Safety and Crime in Nigeria

Due to the high birth rate and incentives for foreign workers, the number of people living in Nigeria is steadily growing, making it Africa’s most populous nation. This InterNations Guide informs you about people, transportation, safety, and how to get the best out of life in Nigeria.

Travel Warning

Recent activities by militant terrorist group Boko Haram in Northern and Central Nigeria have made these areas particularly unsafe, especially for foreigners. Most foreign governments have issued travel warnings advising against traveling to certain Nigerian states, such as: Borno, Yobe, Adamawa, Bauchi, Gombe, and other areas. The Nigerian Government has declared a state of emergency in Adamawa, Borno, and Yobe. Please consult your government’s foreign travel advice before considering traveling to Nigeria, or check the UK Government’s Travel Advice website or the U.S. Department of State’s Travel Warnings website.

Safety

As far as safety is concerned, Nigeria has some serious problems, especially when it comes to the security of foreigners. Kidnapping of expats is unfortunately very common, as the perpetrators can often expect large ransoms from international companies. Muggings and theft are widespread, and home invasion is a near-constant threat, even in guarded compounds.

Again, expats are a lucrative target for criminals, as they are likely to be wealthy. It would generally be wise not to wander around on your own, especially at night.  Some areas of the country should be steered clear of completely in order to avoid problems with criminals or the Nigerian authorities (see below). The notoriously bad road conditions are, of course, an additional cause for concern.

The dangers of traffic in Nigeria are not limited to those we mentioned under Transportation and Education in Nigeria. Carjacking is common, so please remember to keep your doors locked and your windows closed at all times. Because of the oppressive heat in Nigeria, it is, of course, imperative to have a vehicle with air conditioning.

Corruption and Crime 

Unfortunately, due to the rampant corruption prevalent in Nigeria, you cannot assume every uniformed officer intends to protect and serve. Some might be looking for some easy money, harassing expats and compatriots alike. If you are confronted with situations like these, please just calmly comply. This also applies to muggings!

Organized crime in Nigeria focuses heavily on drug trafficking and scams. While very few expats ever come in contact with aforementioned circles, “419 scams”, involving upfront payment or money transfer, are directly targeted at them; the 4-1-9 refers to the section of the Nigerian Criminal Code forbidding the practice. Please be alert when receiving unsolicited emails, faxes, or letters asking for payment of any kind, or any offering large commissions for your assistance in transferring sums of money internationally.

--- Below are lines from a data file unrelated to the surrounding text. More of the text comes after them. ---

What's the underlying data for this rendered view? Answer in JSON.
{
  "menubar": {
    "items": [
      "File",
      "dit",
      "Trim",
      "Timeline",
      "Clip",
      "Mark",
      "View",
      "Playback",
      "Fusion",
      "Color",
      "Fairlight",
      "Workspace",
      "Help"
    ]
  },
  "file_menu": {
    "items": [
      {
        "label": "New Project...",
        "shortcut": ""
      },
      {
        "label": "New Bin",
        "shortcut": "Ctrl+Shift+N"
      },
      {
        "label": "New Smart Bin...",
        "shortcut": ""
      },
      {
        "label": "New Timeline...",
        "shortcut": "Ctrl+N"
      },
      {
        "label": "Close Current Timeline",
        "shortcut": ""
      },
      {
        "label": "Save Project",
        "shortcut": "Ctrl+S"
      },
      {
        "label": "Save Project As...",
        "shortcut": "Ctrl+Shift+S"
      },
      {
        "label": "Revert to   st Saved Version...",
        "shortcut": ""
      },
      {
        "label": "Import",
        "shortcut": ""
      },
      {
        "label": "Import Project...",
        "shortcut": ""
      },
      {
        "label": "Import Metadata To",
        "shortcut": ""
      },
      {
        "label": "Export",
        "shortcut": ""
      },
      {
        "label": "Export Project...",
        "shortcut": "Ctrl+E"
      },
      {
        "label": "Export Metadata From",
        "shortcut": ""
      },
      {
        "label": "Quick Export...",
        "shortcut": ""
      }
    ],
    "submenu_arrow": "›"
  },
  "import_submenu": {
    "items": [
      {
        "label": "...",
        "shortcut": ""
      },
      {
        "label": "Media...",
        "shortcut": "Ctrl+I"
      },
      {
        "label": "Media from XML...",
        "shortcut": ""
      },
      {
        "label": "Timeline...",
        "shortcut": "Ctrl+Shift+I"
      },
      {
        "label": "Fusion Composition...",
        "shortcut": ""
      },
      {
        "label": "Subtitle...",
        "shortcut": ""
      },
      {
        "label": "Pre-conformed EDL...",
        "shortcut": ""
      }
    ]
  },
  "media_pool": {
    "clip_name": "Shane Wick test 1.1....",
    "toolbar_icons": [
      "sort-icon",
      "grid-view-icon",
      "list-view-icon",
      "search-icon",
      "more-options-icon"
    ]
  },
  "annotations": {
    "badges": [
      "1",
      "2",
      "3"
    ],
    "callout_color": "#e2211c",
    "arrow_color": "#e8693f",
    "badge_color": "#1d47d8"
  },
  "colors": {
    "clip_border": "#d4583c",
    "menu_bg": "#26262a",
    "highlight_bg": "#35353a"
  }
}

Seafaring expats should be aware of the many pirates patrolling Nigeria’s coastline in search of oil freights. The danger of being commandeered should not be taken lightly: Pirate attacks off the coast of Nigeria are now more numerous than those off Somalia’s coast.

No-Go Areas for Expats

Many embassies have issued travel warnings for certain parts of the country. Apart from the obvious dangers for expats posed by criminals, local authorities might consider travels into specific conflict zones illegal and detain foreigners.

The Niger Delta is probably the most infamous of these conflict zones. We outline some of the dangers in our article on Moving to Nigeria. Things had slightly improved since 2009, when the government offered amnesty to militant groups willing to surrender their arms, but the area has now become a target of Boko Haram threats to attack oil installations and workers.

We realize that many expats work in the oil industry located in the Delta, so safety precautions should be thorough. Please see the warning at the top of this page and check the website of the UK Foreign & Commonwealth Office for new travel warnings.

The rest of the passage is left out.